Mistaya and Koda are waking up for the spring.

The Saskatoon Forestry Farm Park and Zoo grizzly bears completed their first hibernation Friday, the zoo said in a media release.

The 11-year-old bears had been hibernating in a temperature-controlled, blacked-out bear den at the zoo since early December 2016.

They woke from the slumber with a little less weight but still with considerable fat reserves.

Mistaya is the sole-surviving cub from a well-known grizzly killed on the Canadian Pacific Railway tracks in Banff in 2005, and Koda was orphaned that same year after his mother fled when a logging operation came through the Grand Prairie region, according to the zoo.

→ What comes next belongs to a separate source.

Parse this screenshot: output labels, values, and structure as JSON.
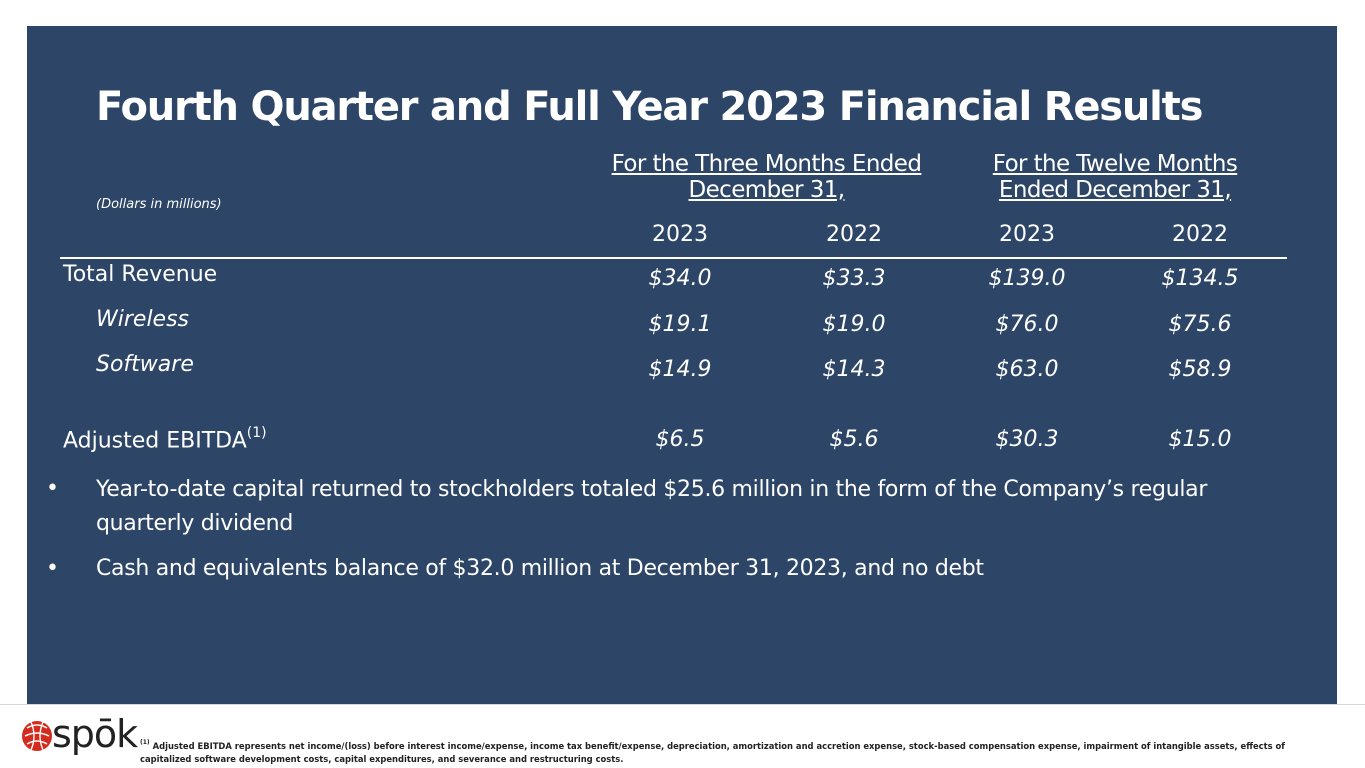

Both bears have been in captivity for most of their lives and had yet to be given the opportunity to hibernate until the zoo partnered with the Foothills Research Institute in Alberta this winter.

“We monitored the bears throughout their first hibernation, gathering data that can be used in future research project,” said Tim Sinclair-Smith, the park and zoo’s manager.

The transition to hibernation was easy, zoo officials said in December. The keepers stopped feeding the animals meat, moved them to a fruit and forage diet, and then removed food altogether before the bears began hibernating.

The bears will transition back to a regular diet by starting with small amounts of vegetables — the same food they would find in the wild after hibernation.